Para ler ouvindo "Vamo" comer no Conchas, playlist com músicas que aparecem no texto, compostas ou interpretadas pelo do aniversariante do dia, Caetano Veloso!
Foi Juraci, essa santa mulher, que me deu o aviso. Valha, Mariana, chegou um punhado de gente, fizeram reserva, você que dê seu jeito, num vai dar pra deixar o restaurante fechado mais um dia de domingo, não.
Mariana. De certo, estava aflita, senão chamava Marianinha, se demorando nas sílabas prolongadas, como se tivesse um quadrado de doce de leite grudando e desgrudando das gengivas.
Juraci não passa frio, está mesmo coberta de razão, tenho que seguir com o combinado e abrir a birosca. Além disso, é domingo de aniversário. Parabéns. Festa grande, muita música, samba bom, caipirinha de limão cravo que tá na época, com rapadura e manjericão. Cervejas geladíssimas, em litro, garrafa de vidro antiga pros nostálgicos e Cajuína pra quem estiver sofrendo de saudade. Para tirar gosto, serviremos pratinhos com azeitonas gordas, oleosas, a verdadeira Pérola Negra.
Hoje é um dia de Sol (em leão), no meio do inverno. Hora de abrir mesinhas do lado de fora, fazer um pedido extra de gelo, engrossar caldinho de um tudo, botar água e louro no arroz e no feijão, abrir os sacos de farinha goiana. Está bem, se for assim, sim, abrimos.
Mas e a história das formigas? Perguntou o moço do marketing. Me faço de sonsa. Formigas? Aonde, no Conchas? Dizem os gringos que nem formiga era, que era termite, primo do cupim, comedor de celulose, sim, fibra de papel, como o dos livros físicos. Percebe a ironia? O moço do marketing, pelo visto, não.
Tento brincar que a frente fria congelou todas, dou uma risada nervosa, tudo funcionando conforme o não esperado, não foi? O que é que tem agora?
Ele não se dá por convencido.
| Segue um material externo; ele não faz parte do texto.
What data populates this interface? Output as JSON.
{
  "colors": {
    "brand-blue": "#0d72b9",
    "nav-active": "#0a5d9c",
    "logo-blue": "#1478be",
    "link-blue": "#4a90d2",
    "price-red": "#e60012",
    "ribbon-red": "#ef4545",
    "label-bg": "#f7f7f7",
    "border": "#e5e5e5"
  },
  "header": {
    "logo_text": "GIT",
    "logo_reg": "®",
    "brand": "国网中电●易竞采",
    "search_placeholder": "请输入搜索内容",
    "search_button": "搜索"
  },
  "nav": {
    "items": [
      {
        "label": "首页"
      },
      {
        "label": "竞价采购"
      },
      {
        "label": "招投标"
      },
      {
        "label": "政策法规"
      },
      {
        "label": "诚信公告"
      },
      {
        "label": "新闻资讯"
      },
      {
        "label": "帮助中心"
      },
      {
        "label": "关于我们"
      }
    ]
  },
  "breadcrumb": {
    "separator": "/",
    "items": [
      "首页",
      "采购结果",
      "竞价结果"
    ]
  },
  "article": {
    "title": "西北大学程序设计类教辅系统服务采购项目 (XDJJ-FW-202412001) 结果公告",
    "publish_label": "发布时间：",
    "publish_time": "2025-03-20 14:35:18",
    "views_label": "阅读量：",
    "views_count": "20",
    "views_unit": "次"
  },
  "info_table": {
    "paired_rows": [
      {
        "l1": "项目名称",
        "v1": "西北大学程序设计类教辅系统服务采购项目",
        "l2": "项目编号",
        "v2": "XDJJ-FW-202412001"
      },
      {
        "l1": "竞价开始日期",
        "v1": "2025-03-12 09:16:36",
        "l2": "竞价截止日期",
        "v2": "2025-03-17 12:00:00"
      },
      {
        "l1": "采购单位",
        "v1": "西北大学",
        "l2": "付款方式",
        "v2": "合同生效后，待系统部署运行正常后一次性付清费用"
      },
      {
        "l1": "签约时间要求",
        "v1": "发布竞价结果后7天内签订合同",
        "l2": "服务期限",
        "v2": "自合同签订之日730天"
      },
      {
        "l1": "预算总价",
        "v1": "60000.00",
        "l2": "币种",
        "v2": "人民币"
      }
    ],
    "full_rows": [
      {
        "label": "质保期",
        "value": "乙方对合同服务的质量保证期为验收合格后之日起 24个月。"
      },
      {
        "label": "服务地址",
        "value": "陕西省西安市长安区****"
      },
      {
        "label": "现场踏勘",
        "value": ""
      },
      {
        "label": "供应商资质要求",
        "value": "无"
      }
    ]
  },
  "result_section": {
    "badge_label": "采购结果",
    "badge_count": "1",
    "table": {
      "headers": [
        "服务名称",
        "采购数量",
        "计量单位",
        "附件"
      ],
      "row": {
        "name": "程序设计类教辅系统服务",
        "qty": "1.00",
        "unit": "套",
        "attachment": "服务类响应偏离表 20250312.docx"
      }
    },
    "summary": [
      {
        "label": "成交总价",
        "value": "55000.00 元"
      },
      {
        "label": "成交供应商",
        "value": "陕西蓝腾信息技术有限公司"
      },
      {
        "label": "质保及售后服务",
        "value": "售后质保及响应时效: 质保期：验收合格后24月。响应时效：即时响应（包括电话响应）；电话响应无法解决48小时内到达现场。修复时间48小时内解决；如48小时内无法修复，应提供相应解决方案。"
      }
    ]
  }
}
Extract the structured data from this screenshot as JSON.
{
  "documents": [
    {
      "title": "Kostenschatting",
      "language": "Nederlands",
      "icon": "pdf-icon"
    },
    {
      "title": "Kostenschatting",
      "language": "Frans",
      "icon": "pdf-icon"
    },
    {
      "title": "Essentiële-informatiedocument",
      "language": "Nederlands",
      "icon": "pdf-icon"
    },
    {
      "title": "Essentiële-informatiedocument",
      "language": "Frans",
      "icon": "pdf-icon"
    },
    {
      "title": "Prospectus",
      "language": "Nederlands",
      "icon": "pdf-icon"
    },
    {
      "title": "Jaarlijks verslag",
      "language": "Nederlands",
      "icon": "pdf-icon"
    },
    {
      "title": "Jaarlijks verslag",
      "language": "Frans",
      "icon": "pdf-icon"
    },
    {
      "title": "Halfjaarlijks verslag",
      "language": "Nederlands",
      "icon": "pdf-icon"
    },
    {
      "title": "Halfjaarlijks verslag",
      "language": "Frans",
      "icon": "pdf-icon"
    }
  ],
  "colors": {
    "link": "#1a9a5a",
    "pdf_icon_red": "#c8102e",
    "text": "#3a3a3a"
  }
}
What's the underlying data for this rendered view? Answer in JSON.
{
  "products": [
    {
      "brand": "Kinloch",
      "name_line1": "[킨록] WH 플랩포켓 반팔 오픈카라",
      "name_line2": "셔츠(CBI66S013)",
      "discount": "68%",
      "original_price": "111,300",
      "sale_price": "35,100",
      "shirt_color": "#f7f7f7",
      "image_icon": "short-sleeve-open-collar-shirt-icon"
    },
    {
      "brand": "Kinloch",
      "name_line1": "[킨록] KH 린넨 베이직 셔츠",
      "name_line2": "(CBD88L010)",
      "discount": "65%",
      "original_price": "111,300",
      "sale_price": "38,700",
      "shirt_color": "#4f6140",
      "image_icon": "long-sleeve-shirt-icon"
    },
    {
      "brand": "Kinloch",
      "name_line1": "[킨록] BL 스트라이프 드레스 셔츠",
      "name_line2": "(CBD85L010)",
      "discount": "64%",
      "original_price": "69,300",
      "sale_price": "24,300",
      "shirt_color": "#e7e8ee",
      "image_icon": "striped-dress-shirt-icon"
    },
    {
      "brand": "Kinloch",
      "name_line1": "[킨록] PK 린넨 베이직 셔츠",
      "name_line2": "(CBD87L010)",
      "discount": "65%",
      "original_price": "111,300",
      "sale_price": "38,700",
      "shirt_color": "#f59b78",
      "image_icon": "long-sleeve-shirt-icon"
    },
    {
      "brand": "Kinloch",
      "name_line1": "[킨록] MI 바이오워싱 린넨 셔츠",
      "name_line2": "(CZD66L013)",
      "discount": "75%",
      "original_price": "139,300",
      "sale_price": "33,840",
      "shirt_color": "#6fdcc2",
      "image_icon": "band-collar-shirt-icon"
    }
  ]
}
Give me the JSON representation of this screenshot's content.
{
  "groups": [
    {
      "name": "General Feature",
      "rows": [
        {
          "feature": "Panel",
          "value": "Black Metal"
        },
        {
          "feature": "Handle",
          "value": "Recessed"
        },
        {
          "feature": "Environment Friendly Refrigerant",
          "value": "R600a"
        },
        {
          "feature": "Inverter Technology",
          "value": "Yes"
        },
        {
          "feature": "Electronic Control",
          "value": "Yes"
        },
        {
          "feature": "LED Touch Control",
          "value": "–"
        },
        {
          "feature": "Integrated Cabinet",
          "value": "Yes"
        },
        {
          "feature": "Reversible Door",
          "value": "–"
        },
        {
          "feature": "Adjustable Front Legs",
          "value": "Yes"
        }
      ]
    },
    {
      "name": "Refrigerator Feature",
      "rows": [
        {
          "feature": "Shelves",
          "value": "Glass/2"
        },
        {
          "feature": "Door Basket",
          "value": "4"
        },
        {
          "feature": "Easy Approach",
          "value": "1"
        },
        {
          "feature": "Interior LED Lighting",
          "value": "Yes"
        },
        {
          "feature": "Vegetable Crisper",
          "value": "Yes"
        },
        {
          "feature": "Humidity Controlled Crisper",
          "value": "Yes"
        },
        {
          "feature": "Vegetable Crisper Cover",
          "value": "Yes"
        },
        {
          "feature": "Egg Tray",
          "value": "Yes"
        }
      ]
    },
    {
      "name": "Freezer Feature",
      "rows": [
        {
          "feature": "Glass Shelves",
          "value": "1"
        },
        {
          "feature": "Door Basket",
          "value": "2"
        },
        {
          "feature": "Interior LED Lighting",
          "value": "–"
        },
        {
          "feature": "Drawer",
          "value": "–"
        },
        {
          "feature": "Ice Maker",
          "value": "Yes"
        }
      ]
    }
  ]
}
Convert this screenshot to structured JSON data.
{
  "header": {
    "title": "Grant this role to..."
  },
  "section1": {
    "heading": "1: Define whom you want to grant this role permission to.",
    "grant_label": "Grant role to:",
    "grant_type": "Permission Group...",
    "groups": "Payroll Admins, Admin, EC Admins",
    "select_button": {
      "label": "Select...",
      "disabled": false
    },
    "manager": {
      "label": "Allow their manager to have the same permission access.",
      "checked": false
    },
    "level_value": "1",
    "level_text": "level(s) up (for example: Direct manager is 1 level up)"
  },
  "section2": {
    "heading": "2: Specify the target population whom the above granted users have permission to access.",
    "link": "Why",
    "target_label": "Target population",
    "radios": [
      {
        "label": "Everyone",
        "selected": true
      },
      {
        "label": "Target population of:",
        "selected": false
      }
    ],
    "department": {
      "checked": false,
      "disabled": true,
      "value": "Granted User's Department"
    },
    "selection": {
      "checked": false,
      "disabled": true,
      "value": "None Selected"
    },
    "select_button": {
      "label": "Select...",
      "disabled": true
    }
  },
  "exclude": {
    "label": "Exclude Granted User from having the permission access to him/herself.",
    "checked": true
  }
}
Os olhos se revezam entre o relógio de onde pipocam notificações, a tela de um tablet fininho e o poderoso celular cujas câmeras lembram bocas de um fogão de acampamento.
Ele me informa que marcou reunião, de briefing, com o pessoal da agência. Mas briefing de quê? Tento ganhar tempo. Pergunto se posso seguir viagem, se Vuelo Al Sur.
Não, tem que ser presencial. Proponho se podemos nos encontrar na Cidade Maravilhosa. Ou, melhoro a oferta, e se a gente chamasse os publicitários amigos dele para comer um Vermelho frito, ali no Recôncavo Baiano, na Bahia com H. Ele nega. Você não entende nada, penso. Quem não é recôncavo e nem pode ser Reconvexo. Lugar de reunião, sabemos, é em Sampa.
E assim, pouso em Congonhas, lembro de antes. Foste um começo difícil, mesmo, ainda mais pra quem vem de outro sonho feliz de cidade.
Fazemos a reunião, cheia de gráficos e números. Queria ganhar uma balinha de canela toda vez que alguém sopra palavras como mindset, exponecial, experiência, trendsetting.
O moço quer saber como vou capitalizar as formigas. Se podemos fazer parceria com chef de comercial de margarina. Fecho a cara, certamente eles não se deram conta que sou, acima de tudo, amanteigada. Ele tenta me convencer de que o caminho passa pela criação de;
Uma linha de dólmãs com formiguinhas bordadas para cozinheiros do mundo todo;
Um romance biográfico sobre as implicações da invasão das formigas, recheado com causos da infância e receita de bolo formigueiro;
Edições pop-up do Conchas com um menu em 13 etapas com formigas amazônicas em todos os pratos;
Ponho meus cornos pra fora.Interrompo tudo ali. Não vou deixar! Que ideia. O Conchas já é um restaurante que pipoca na caixa de e-mail, abre aos domingos com equipe imaginária e serve ficções das mais diversas. Me chamam de Comunista. Quem me dera. Me mostram o tanto de matéria que saiu, me chamam por Minha Senhora e aí não aguento, e devolvo: Quem lê tanta notícia?
Eu quero ir embora, quero dar o fora. Tenho uma festa para preparar, batidinhas de coco pra servir, caldinho de sururu com coentro para aquecer. A banda, que não pode passar, porque sem samba não dá.
Vamos preparar o torresmo, bem feito, carnudo, servido aos montes, a toda gente que vier com fome, com dança no corpo, com alma. "Vamo” comer feijão, farinha, faisão, tempurá!
Afinal, é Domingo, e vamos comer Caetano!